“Justice League of America’s Vibe” #2 may have a title that is a little ungainly (no doubt thanks to long-running periodical “Vibe”), but I’ll give Geoff Johns, Andrew Kreisberg, Pete Woods and Andres Guinaldo credit where it’s due. They’ve taken that qualifier and turned it into one of the central conceits of the series.
“Justice League of America’s Vibe” #2 follows Vibe as he prepares to join the all-new Justice League of America, while also being sent on a mission by the government to stop an interdimensional incursion in Detroit. It’s standard stuff on its own, but it’s the execution that makes it slightly interesting. Johns and Kriesberg are quickly establishing Vibe as a character who is ultimately being pushed into the superhero world not because of his powers, but because of how the government is using him. The conversation between Dante and Cisco about how Dante can’t believe that Cisco didn’t even pick his own code name is telling; this is a hero who is unwittingly being turned into a possession of the Justice League of America. Everything’s being chosen for him: his code name, his costume, his missions. “Justice League of America’s Vibe” isn’t just a way to get around a potential trademark problem, it’s a description of just how much Vibe is owned by his own team.

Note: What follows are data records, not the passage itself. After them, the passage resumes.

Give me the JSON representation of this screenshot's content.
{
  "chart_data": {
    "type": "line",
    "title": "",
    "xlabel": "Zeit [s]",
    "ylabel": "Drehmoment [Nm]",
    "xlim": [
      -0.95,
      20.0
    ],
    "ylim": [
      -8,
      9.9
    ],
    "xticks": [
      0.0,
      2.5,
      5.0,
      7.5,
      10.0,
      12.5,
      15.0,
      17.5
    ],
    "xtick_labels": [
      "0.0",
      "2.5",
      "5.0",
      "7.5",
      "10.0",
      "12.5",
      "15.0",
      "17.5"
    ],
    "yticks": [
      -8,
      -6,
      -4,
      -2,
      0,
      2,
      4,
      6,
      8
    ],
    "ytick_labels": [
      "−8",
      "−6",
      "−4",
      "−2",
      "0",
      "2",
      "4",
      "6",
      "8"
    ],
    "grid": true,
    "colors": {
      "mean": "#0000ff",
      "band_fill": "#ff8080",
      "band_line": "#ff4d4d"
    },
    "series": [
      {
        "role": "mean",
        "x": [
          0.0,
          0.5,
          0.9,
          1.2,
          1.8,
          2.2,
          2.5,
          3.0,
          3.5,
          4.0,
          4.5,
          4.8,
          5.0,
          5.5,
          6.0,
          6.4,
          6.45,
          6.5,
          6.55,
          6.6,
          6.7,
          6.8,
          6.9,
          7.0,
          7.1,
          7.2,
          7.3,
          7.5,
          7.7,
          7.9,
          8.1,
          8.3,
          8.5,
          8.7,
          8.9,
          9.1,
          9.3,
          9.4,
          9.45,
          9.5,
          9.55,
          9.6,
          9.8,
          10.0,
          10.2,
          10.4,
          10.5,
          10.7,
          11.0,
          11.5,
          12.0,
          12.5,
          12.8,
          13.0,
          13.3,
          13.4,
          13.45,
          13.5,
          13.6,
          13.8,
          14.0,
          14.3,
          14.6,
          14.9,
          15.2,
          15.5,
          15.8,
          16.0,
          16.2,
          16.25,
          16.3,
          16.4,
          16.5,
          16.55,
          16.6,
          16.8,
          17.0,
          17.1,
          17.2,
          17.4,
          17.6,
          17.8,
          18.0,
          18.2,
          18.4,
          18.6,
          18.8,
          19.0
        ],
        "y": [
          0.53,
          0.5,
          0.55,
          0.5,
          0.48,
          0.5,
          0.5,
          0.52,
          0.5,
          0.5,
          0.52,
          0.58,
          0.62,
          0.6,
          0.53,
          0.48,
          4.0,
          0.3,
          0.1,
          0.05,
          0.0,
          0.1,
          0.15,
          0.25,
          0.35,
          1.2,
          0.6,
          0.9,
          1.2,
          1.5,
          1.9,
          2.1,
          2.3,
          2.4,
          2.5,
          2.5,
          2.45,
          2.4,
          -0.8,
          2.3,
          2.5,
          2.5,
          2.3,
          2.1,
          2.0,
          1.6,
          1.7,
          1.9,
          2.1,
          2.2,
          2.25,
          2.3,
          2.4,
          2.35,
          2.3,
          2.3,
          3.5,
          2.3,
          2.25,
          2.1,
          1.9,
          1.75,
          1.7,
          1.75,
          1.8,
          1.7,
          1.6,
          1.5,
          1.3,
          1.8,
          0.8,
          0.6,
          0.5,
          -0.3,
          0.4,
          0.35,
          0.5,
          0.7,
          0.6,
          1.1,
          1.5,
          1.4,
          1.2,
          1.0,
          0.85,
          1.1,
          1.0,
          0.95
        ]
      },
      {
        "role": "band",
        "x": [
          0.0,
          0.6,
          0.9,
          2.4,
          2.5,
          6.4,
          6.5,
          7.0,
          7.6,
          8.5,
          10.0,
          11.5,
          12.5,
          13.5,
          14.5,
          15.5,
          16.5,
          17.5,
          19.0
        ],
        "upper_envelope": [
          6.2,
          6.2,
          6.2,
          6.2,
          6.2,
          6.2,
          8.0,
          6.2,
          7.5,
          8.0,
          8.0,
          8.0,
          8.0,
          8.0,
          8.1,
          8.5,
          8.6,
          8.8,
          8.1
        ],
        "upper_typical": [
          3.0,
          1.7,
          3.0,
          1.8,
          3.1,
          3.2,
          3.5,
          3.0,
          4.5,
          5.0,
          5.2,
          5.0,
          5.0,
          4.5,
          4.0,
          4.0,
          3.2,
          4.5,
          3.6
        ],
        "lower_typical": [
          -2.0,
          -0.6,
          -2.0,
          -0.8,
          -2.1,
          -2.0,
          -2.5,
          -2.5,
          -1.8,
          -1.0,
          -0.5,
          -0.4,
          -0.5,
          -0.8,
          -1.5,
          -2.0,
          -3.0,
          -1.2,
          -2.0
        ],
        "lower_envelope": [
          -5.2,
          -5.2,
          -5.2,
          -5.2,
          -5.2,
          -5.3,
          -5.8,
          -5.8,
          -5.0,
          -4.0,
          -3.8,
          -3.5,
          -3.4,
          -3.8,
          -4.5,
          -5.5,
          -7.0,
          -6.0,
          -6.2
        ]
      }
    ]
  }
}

There’s also a bit of a build-up on everything else the government is up to behind the scenes, which is an interesting side story. Johns and Kreisberg take the character of Amanda Waller into some dangerous territory; up until now, she was someone who you wouldn’t mess with over in “Suicide Squad” and “Team 7” but whom you could more or less respect. With her actions in “Justice League of America’s Vibe,” that respect is rapidly evaporating. It feels like a deliberate choice on their part, but I hope there’s a larger purpose to what we’re seeing here, rather than just shifting another character into an evil bureaucrat.
Woods is joined this month by guest-penciller Guinaldo, and they split the workload between the two fairly well. Both draw in a clean, open style; it’s a contrast to the cover by “Justice League of America” artist David Finch, but I think that this style works much better for a comic focusing on the generally upbeat Vibe. There are a few little awkward moments here and there; Gypsy’s head against the glass seems to have her hair almost floating, and the final splash has way too many speed lines to be effective. But on the whole, it’s not a bad looking book, and I appreciated the lack of skyscrapers in DC. (Where the heck that conference room is supposed to be located is another story entirely, but I’ve grown to accept that the skyline of my city will never be quite right in comics.)
With Sterling Gates poised to take over “Justice League of America’s Vibe” in a couple of months, of course, all of this could change quickly. But for now, it’s not a bad start to the series. I feel like it’s going somewhere, and it looks nice. For a book that could have just as easily been dead on arrival, that’s no small feat.